JLA #140, March 1977: "No Man Escapes the Manhunter"
Breakfast: Buttered toast and blueberries. Mmm.
Sadly, another jump in my collection, so I'm unlikely to find out what happened to Bates and Maggin. I'll just assume they made it home safely.
The plot for this issue was long ("A new double-length thriller"), and I pretty much stopped caring about four pages in. Scary foe Manhunter shows up, unleashes whup-ass. He kidnaps Green Lantern, who, instead of resisting, folds like a travel brochure. Blah, blah, fighting, capture, Manhunter turns out to be new at the job and actually working for some other guys, escaping, and so on.
Green Lantern confesses his immense guilt: he accidentally blew up a planet. His bad! A group heads out to the closest surviving planet to investigate, and they find the residents hassling a Green Lantern Guardian and a governor who is drawn like a bad ethnic caricature. Checking things out, Superman, Batman, and company visit the dead planet's remaining moon and end up in a Nonsense Fight with a one-eyed dragon thingy called a "Magnosaurus".
In the most weird-ass logical leap possible, Batman adds 1 + 1 and gets Toronto, apparently. He sees that the space monster has a neck and therefore must have arteries leading to a brain, and so he tries strangling the monster. Swinging around on the batwhip makes him notice that the moon they're on is still in its orbit, even though its parent planet was supposedly destroyed. And then - seriously - disbelieving the monster makes it vanish, and they realize that the planet is still out there but invisible. And, uh, the whole thing was a plot by the Manhunter society to discredit the Green Lantern Guardians, mumble mumble. And then it ends. That's it.
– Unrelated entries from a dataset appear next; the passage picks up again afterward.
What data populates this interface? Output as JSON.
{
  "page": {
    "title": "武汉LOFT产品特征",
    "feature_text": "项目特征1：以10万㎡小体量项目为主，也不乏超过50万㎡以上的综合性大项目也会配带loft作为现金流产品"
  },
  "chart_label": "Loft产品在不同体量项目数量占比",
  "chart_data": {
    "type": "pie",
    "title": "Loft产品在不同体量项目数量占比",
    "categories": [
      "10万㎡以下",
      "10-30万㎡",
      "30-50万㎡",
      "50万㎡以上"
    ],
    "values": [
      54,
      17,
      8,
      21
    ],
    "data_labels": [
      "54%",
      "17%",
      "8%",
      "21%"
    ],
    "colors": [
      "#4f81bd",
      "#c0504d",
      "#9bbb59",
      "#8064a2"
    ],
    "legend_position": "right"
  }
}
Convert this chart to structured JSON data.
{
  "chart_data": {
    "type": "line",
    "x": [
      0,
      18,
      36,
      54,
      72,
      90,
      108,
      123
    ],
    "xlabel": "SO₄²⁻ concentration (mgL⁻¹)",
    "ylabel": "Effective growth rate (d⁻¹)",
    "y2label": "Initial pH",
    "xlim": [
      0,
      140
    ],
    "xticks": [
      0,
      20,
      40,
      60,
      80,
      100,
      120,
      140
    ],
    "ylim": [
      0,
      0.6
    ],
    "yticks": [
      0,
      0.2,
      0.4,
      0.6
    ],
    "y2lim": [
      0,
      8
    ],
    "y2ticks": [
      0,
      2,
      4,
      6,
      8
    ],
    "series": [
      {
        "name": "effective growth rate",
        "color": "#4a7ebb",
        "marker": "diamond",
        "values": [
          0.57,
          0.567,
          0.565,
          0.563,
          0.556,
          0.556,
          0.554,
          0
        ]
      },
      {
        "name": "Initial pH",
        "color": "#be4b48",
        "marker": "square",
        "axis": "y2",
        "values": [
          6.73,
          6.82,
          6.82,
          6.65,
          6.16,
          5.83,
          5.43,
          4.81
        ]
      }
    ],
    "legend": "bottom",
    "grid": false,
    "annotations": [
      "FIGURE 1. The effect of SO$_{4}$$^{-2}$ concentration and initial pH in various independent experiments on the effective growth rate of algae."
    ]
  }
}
Ah, I wish I cared more, but it mainly came off as a flimsy plot to act as coat hanger to a few fight scenes.
The sci-fi aspects of this story - the alien planet, the battle with the Magnosaurus - remind me of a conversation I had recently. Buddy of mine had just seen Revenge of the Sith and was immensely frustrated by the underachieving science fiction in the Star Wars universe. Why did so many beings in it have first and last names, just like we do? And why were so many of the beings humanoid or bipedal? Where was the truly alien stuff? These creatures evolved on completely different planets - shouldn't they show a bit more physiological and cultural variety?
I felt the same way reading this story. The aliens speak the same language as the members of the Justice League and look just like a green version of Fred Christ's followers in Transmetropolitan - human with a tiny tweak. The Magnosaurus looks like a dragon with one eye. Batman's great detectively thoughts make all kinds of Earth-based assumptions about arteries and brains, though the monster comes from freaking outer space. I guess you don't come to JLA looking for really imaginative sci-fi. These issues are really more about the punching things.
Oh snap, Superman!
I'd happily read a comic about the Mighty Meat Snack.
Best Quote: "Now just lay my friends down, and we'll get out of Bruce Wayne's shrubbery!"